Post-war Service
Decommissioned on 12 June 1946, Saufley remained in the Reserve Fleet for just over three years. Redesignated DDE-465 on 15 March 1949, she was recommissioned on 15 December 1949 and assigned to Escort Destroyer Squadron (CortDesRon) 2, Atlantic Fleet. Within a year, she had participated in two search and rescue operations. The first, in June 1950, was the rescue of 36 passengers from a downed commercial airliner on a Puerto Rico-New York run. The second, in October, was the rescue of a Navy TBM pilot assigned to the escort aircraft carrier, USS Palau.
On 1 January 1951, the escort destroyer was reclassified an Experimental Escort Destroyer, EDDE-465, and assigned to experimental work under the control of Commander, Operational Development Force. A unit of Destroyer Division 601 (DesDiv 601), she was home ported at Naval Station Key West, Florida. For the next twelve years, was primarily engaged in testing and evaluating sonar equipment and antisubmarine warfare weapons.
On 1 July 1962, Saufley was redesignated a general purpose destroyer and regained her original designation of DD-465. At the end of that month, she participated in the filming of the movie PT 109. In September, she resumed test and evaluation work. In late October, she was placed on standby, and, after the proclamation of the Cuban Quarantine in the Cuban Missile Crisis, she commenced patrols off the coast of Florida. She continued that duty until 20 November, then returned to NAVSTA Key West. On 26 November, she participated in a review of the Quarantine Force by President John F. Kennedy.

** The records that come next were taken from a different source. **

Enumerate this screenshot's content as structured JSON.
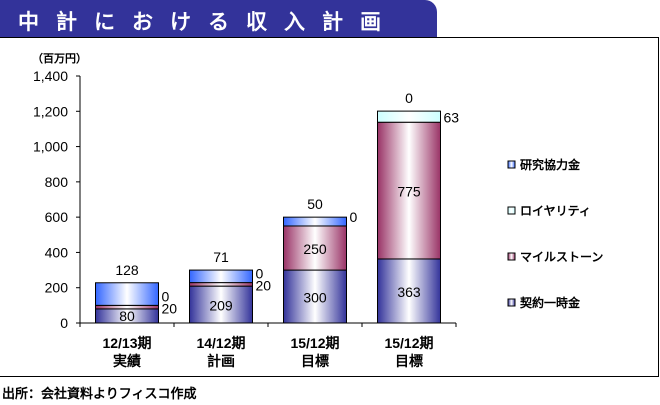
{
  "title": "中計における収入計画",
  "source": "出所：会社資料よりフィスコ作成",
  "chart_data": {
    "type": "bar",
    "stacked": true,
    "unit_label": "（百万円）",
    "categories": [
      [
        "12/13期",
        "実績"
      ],
      [
        "14/12期",
        "計画"
      ],
      [
        "15/12期",
        "目標"
      ],
      [
        "15/12期",
        "目標"
      ]
    ],
    "ylim": [
      0,
      1400
    ],
    "yticks": [
      "0",
      "200",
      "400",
      "600",
      "800",
      "1,000",
      "1,200",
      "1,400"
    ],
    "series": [
      {
        "name": "契約一時金",
        "values": [
          80,
          209,
          300,
          363
        ],
        "color": "#33339a"
      },
      {
        "name": "マイルストーン",
        "values": [
          20,
          20,
          250,
          775
        ],
        "color": "#993366"
      },
      {
        "name": "ロイヤリティ",
        "values": [
          0,
          0,
          0,
          63
        ],
        "color": "#ccffff"
      },
      {
        "name": "研究協力金",
        "values": [
          128,
          71,
          50,
          0
        ],
        "color": "#3366ff"
      }
    ],
    "legend_order": [
      "研究協力金",
      "ロイヤリティ",
      "マイルストーン",
      "契約一時金"
    ],
    "legend": "right"
  }
}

For the next two years, Saufley continued her experimental projects, interrupting those operations only for scheduled exercises, sonar school ship duties; and, in the spring of 1963, assistance in the search for the nuclear powered attack submarine USS Thresher.
Ordered back to Naval Station Norfolk, Virginia in the fall of 1964, Saufley was decommissioned on 29 January 1965 and stricken from the Naval Vessel Register on 1 September 1966. Her use as an experimental ship, however, continued. In 1967, instruments and gauges to register strain and stress of successive explosions were installed, and, on 20 February 1968, as a result of tests, she was sunk off Key West.
Saufley earned 16 battle stars during World War II, placing her among the highest decorated US ships of the Second World War.